Tuesday, July 08, 2008

Airline Pricing Idiocy: A Model for Other Businesses?

Two travel news sources we regularly read, Joe Sharkey At Large and Aviation Insight & Perspectives, are frequently railing against the “follow-the-herd-without-the-real-facts” media and/or academic reports about the travel industry that are usually written by folks with little or no (it often seems) travel or business experience.

In the July 7, 2008 Wall St. Journal is an article titled “What E-Tailers Can Learn From Airline Pricing.” The short answer should be a resounding “Nothing,” but the five (yes, five) academic authors suggest internet retailers adopt demand-management pricing strategies.
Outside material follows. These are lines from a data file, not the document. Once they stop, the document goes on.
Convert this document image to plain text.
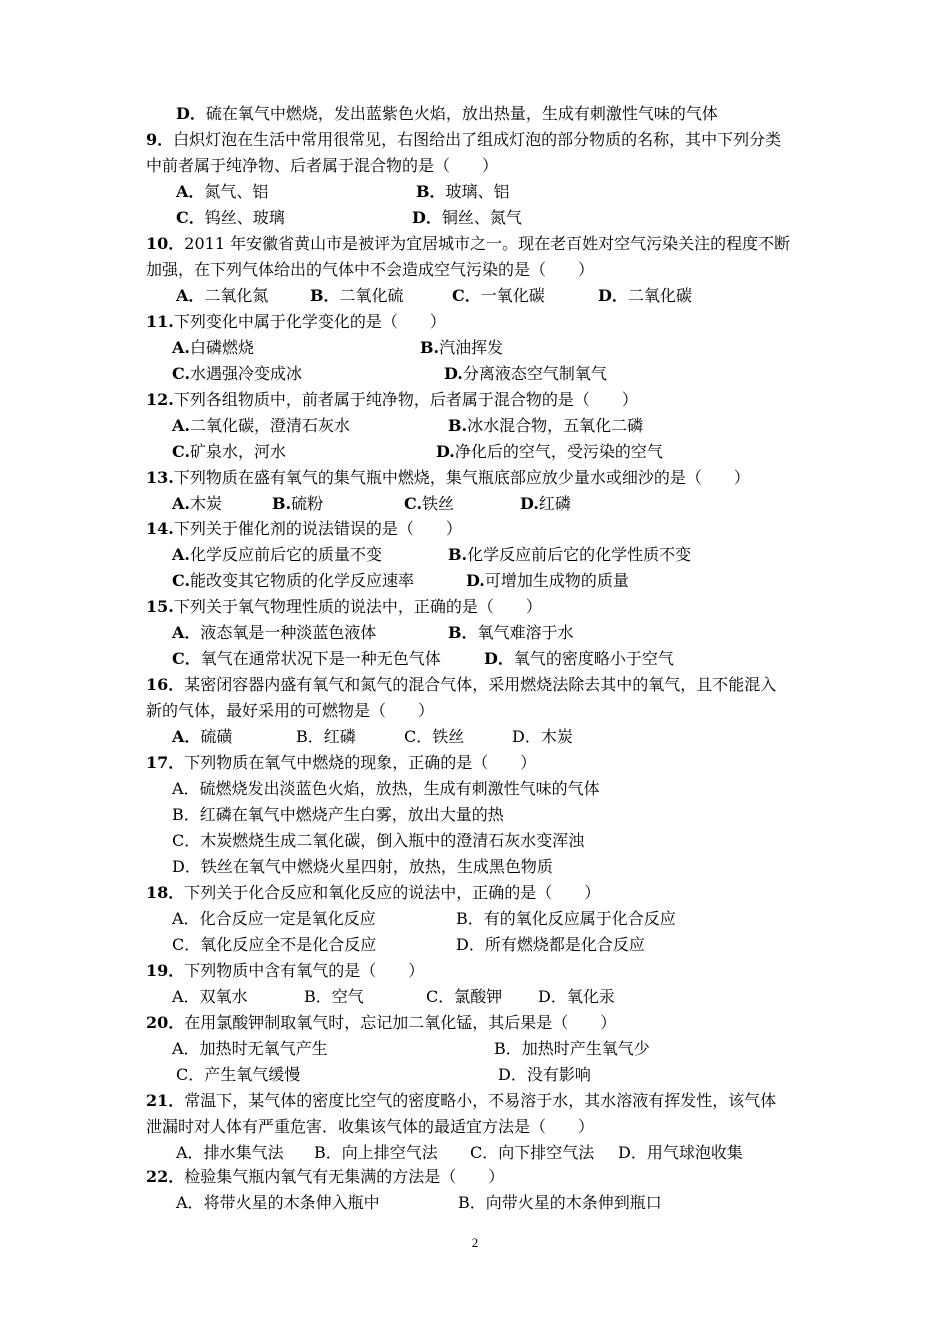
D．硫在氧气中燃烧，发出蓝紫色火焰，放出热量，生成有刺激性气味的气体
9．白炽灯泡在生活中常用很常见，右图给出了组成灯泡的部分物质的名称，其中下列分类
中前者属于纯净物、后者属于混合物的是（　　）
A．氮气、铝	B．玻璃、铝
C．钨丝、玻璃	D．铜丝、氮气
10．2011 年安徽省黄山市是被评为宜居城市之一。现在老百姓对空气污染关注的程度不断
加强，在下列气体给出的气体中不会造成空气污染的是（　　）
A．二氧化氮	B．二氧化硫	C．一氧化碳	D．二氧化碳
11.下列变化中属于化学变化的是（　　）
A.白磷燃烧	B.汽油挥发
C.水遇强冷变成冰	D.分离液态空气制氧气
12.下列各组物质中，前者属于纯净物，后者属于混合物的是（　　）
A.二氧化碳，澄清石灰水	B.冰水混合物，五氧化二磷
C.矿泉水，河水	D.净化后的空气，受污染的空气
13.下列物质在盛有氧气的集气瓶中燃烧，集气瓶底部应放少量水或细沙的是（　　）
A.木炭	B.硫粉	C.铁丝	D.红磷
14.下列关于催化剂的说法错误的是（　　）
A.化学反应前后它的质量不变	B.化学反应前后它的化学性质不变
C.能改变其它物质的化学反应速率	D.可增加生成物的质量
15.下列关于氧气物理性质的说法中，正确的是（　　）
A．液态氧是一种淡蓝色液体	B．氧气难溶于水
C．氧气在通常状况下是一种无色气体	D．氧气的密度略小于空气
16．某密闭容器内盛有氧气和氮气的混合气体，采用燃烧法除去其中的氧气，且不能混入
新的气体，最好采用的可燃物是（　　）
A．硫磺	B．红磷	C．铁丝	D．木炭
17．下列物质在氧气中燃烧的现象，正确的是（　　）
A．硫燃烧发出淡蓝色火焰，放热，生成有刺激性气味的气体
B．红磷在氧气中燃烧产生白雾，放出大量的热
C．木炭燃烧生成二氧化碳，倒入瓶中的澄清石灰水变浑浊
D．铁丝在氧气中燃烧火星四射，放热，生成黑色物质
18．下列关于化合反应和氧化反应的说法中，正确的是（　　）
A．化合反应一定是氧化反应	B．有的氧化反应属于化合反应
C．氧化反应全不是化合反应	D．所有燃烧都是化合反应
19．下列物质中含有氧气的是（　　）
A．双氧水	B．空气	C．氯酸钾 D．氧化汞
20．在用氯酸钾制取氧气时，忘记加二氧化锰，其后果是（　　）
A．加热时无氧气产生	B．加热时产生氧气少
C．产生氧气缓慢	D．没有影响
21．常温下，某气体的密度比空气的密度略小，不易溶于水，其水溶液有挥发性，该气体
泄漏时对人体有严重危害．收集该气体的最适宜方法是（　　）
A．排水集气法 B．向上排空气法 C．向下排空气法 D．用气球泡收集
22．检验集气瓶内氧气有无集满的方法是（　　）
A．将带火星的木条伸入瓶中	B．向带火星的木条伸到瓶口
2
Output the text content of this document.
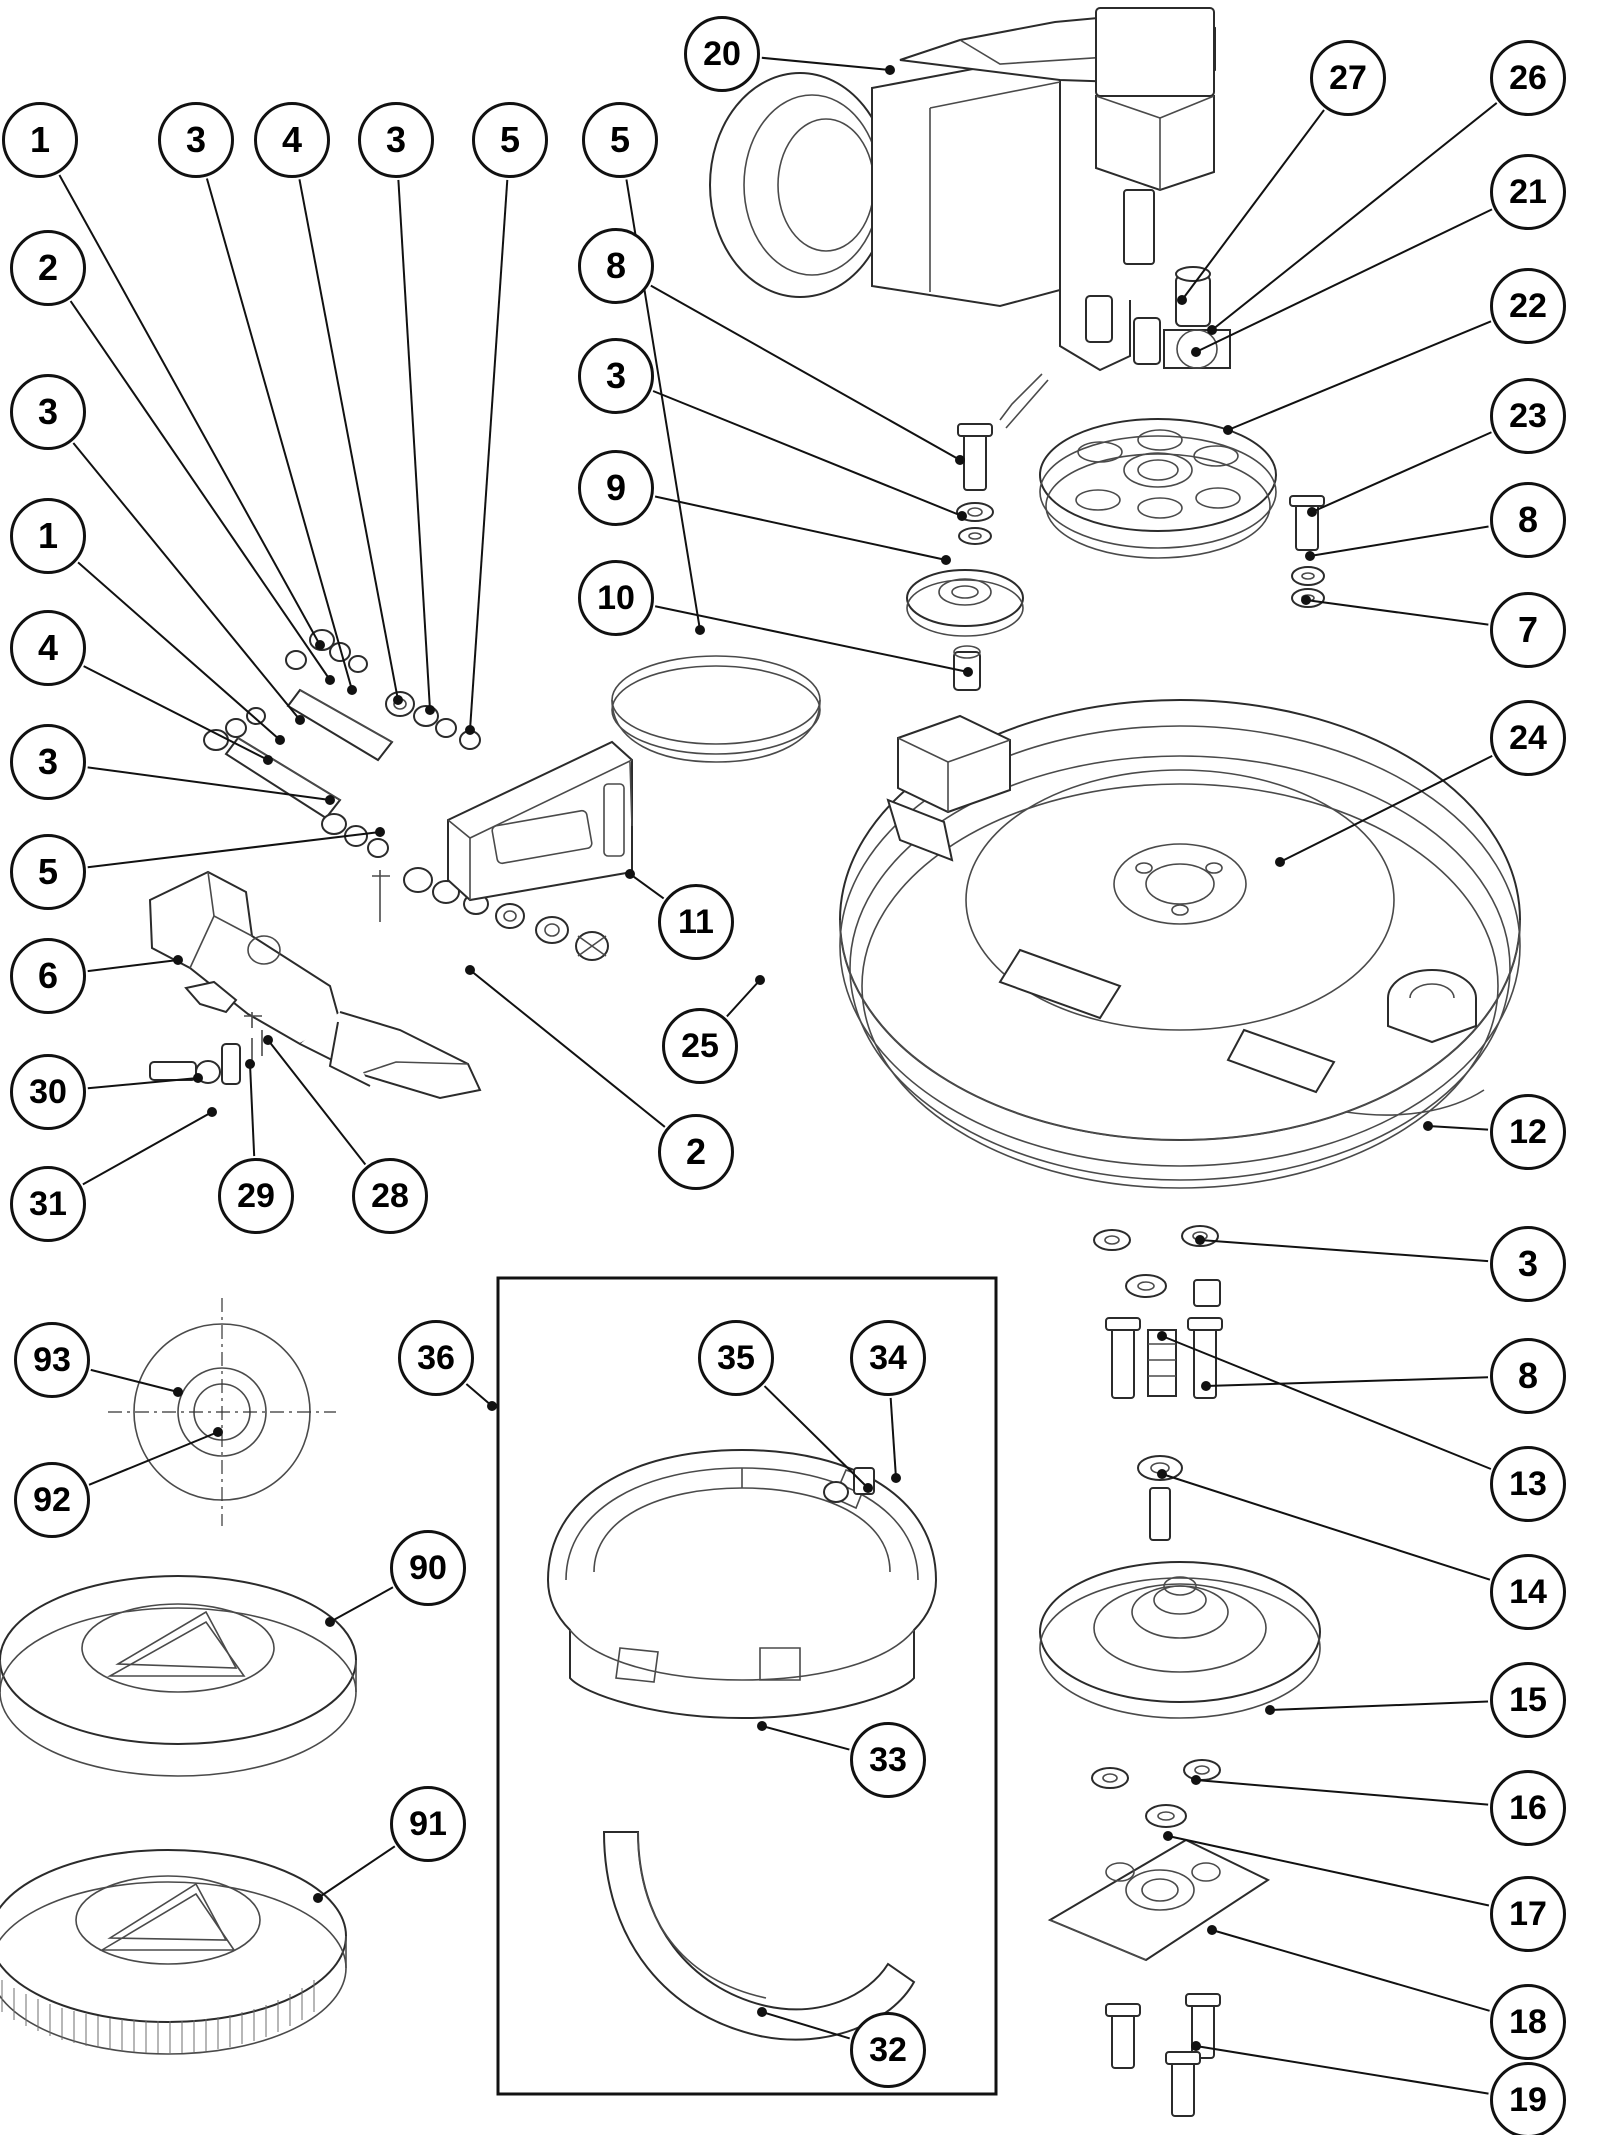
1	3 4 3	5 5
2
3
1
4
3
5
6
30
31	29	28
8
3
9
10
20
11
25
2
27	26
21
22
23
8
7
24
12
3
8
13
14
15
16
17
18
19
93
92
90
91
36	35	34
33
32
We’ve done marketing and business consulting for a variety of businesses both large and small, and can’t imagine giving a client advice to adopt the worst pricing/business model we’ve ever encountered – the airlines’ model.

We know travel a little, we know airline operations even less, and we know marketing and customer behavior pretty well. That said, everything we ever encounter (from a consumer’s standpoint) about airline pricing boils down to this: The airlines are saying to us, 1) our product (an airline ticket) has so little real value that we can jack around with the price until you can’t see straight; 2) we’re doing everything we can to game our pricing, so you, Mr. & Mrs. Consumer, might as well try to game us right back; 3) we think we’re building your customer loyalty with “elite” levels and frequent-flyer miles, while actually we’re devaluing our own currency and annoying our best customers in the process; 4) our business model is so flawed that even we don’t really know what anything costs, so we’ll pull prices out of the sand and hope for the best and see what works; 5) my competitor next door sells widgets for xx dollars, so even if we did try to differentiate ourselves with a better product, you, Mr. & Mrs. Consumer, aren’t smart enough to see the difference so we’ll price our product at xx dollars also, and then complain about losing money because we didn’t know how to run our business.

This just makes us tired and we want to jump in the car and drive somewhere, even with gas at $5 per gallon.